For almost all style categories (the two exceptions were the mid-cap value and mid-cap growth categories), the average 10-year annualised return as of 31 March 2003 for concentrated funds was 9.29%, just under a percentage point greater than that of non-concentrated funds, which was 8.31%.
'The average absolute return and Sharpe Ratio of concentrated funds do show that these types of funds provide better return relative to the risk they incur than their diversified counterparts,' said Phil Edwards, managing director of funds research at S&P.
However, he warned concentrated funds, by nature of their composition, are volatile.
'While the absolute returns of these funds are, on average, almost a full percentage point better than funds that are diversified, the spread narrows on a risk-adjusted basis.'
Conducted by S&P web service, Fund Advisor, the study focused on mutual funds having at least $50m in net assets, at least 10 years' operating history, and management tenure of more than five years (as of 31 March 2003).
These criteria yielded a total of 397 domestic mutual funds.

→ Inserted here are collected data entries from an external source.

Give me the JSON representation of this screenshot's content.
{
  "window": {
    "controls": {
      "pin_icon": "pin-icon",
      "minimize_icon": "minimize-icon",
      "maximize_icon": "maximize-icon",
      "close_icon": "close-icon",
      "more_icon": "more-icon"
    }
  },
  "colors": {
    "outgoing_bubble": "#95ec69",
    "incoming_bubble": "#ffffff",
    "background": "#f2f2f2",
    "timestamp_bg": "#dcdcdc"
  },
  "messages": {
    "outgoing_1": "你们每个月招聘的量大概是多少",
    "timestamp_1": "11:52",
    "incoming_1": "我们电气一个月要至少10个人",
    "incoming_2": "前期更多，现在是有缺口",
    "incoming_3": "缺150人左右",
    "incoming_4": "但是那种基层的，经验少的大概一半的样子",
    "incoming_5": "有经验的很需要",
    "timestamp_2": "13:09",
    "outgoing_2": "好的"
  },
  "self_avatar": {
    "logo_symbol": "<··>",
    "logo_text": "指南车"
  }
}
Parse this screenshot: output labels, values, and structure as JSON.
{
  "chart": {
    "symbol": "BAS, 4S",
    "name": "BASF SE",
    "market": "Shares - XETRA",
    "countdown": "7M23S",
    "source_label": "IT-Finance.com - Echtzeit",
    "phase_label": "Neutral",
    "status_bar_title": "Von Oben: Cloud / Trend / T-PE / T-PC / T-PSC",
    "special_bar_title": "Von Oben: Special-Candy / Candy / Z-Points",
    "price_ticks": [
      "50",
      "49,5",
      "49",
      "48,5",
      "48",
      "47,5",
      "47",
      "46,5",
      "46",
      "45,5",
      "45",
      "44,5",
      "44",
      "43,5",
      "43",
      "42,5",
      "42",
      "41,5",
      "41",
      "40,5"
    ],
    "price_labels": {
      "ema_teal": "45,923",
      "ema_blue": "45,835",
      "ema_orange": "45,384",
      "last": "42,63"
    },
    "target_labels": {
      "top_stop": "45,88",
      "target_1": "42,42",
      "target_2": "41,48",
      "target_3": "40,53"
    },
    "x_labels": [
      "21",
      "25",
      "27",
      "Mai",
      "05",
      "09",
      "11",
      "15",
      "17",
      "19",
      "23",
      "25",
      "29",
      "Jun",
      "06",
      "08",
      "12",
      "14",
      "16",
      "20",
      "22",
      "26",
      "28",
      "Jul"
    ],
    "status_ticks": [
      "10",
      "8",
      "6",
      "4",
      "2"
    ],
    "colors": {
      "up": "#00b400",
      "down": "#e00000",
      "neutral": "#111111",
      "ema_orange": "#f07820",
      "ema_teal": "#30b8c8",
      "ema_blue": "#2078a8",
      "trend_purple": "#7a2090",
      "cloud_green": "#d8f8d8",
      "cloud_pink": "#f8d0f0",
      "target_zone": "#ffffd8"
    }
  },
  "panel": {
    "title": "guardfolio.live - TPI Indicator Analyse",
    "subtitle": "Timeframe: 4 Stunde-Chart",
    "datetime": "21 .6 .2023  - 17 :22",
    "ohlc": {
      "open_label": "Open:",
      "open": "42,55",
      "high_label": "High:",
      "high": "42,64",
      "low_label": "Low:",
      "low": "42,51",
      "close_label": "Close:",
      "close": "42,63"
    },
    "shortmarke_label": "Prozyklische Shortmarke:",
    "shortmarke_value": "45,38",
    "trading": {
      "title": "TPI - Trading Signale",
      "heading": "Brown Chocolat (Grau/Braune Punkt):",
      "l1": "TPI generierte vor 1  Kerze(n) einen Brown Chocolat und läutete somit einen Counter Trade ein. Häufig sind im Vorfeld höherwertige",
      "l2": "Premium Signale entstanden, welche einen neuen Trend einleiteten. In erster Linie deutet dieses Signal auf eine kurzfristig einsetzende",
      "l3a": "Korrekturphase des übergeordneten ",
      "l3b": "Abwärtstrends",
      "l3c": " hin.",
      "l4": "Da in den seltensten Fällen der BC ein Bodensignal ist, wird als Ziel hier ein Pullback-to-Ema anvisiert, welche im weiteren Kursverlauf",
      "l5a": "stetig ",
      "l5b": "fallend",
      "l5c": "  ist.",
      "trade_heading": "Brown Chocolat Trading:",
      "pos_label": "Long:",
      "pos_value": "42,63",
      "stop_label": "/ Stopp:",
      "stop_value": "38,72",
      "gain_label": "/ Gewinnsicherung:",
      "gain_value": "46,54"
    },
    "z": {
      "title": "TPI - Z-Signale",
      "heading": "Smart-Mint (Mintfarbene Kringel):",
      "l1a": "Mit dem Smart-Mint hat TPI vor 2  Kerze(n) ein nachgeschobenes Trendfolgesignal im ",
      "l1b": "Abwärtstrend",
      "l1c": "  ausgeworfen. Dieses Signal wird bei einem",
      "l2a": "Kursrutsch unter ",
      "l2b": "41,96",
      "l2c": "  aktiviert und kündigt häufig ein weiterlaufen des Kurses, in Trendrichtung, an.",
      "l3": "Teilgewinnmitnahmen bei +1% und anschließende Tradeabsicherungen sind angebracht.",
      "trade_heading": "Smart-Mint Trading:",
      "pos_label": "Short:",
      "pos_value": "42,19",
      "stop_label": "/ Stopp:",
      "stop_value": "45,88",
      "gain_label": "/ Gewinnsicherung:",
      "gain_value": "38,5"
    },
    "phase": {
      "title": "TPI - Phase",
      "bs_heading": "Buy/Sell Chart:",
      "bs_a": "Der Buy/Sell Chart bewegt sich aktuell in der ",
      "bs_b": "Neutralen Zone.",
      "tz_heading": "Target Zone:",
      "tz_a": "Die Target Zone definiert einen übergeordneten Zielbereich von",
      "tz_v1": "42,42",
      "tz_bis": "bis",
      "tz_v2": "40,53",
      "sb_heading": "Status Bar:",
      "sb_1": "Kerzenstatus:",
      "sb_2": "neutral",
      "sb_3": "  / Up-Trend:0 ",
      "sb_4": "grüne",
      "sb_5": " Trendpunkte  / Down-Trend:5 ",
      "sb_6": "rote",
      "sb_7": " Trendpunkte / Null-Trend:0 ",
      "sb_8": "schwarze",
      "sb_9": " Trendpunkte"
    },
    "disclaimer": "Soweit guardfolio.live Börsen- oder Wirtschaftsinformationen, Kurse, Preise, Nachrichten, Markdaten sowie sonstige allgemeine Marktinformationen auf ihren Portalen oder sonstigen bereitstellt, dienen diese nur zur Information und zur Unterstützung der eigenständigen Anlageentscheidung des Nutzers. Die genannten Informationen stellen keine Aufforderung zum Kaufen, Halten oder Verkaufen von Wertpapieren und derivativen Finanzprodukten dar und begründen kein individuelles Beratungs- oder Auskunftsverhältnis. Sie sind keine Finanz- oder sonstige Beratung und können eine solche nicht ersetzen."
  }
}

To further narrow the list to exclusively concentrated portfolios, the study sought out funds where the top 10 holdings accounted for at least 30% of the fund's total assets ' resulting in 140 funds spread out over all nine investment style categories.
Some of the concentrated funds determined by S&P to have strong absolute and risk adjust returns over the past 10 years include: Clipper Fund (CFIMX), Torray Fund (TORYX), Smith Barney Aggressive Growth Fund/Z, Heritage Capital Appreciation Trust/A (HRCPX), First Eagle Fund of America/Y (FEAFX), Ariel Fund (ARGFX), and Wasatch Funds Small Cap Growth Fund (WAAEX).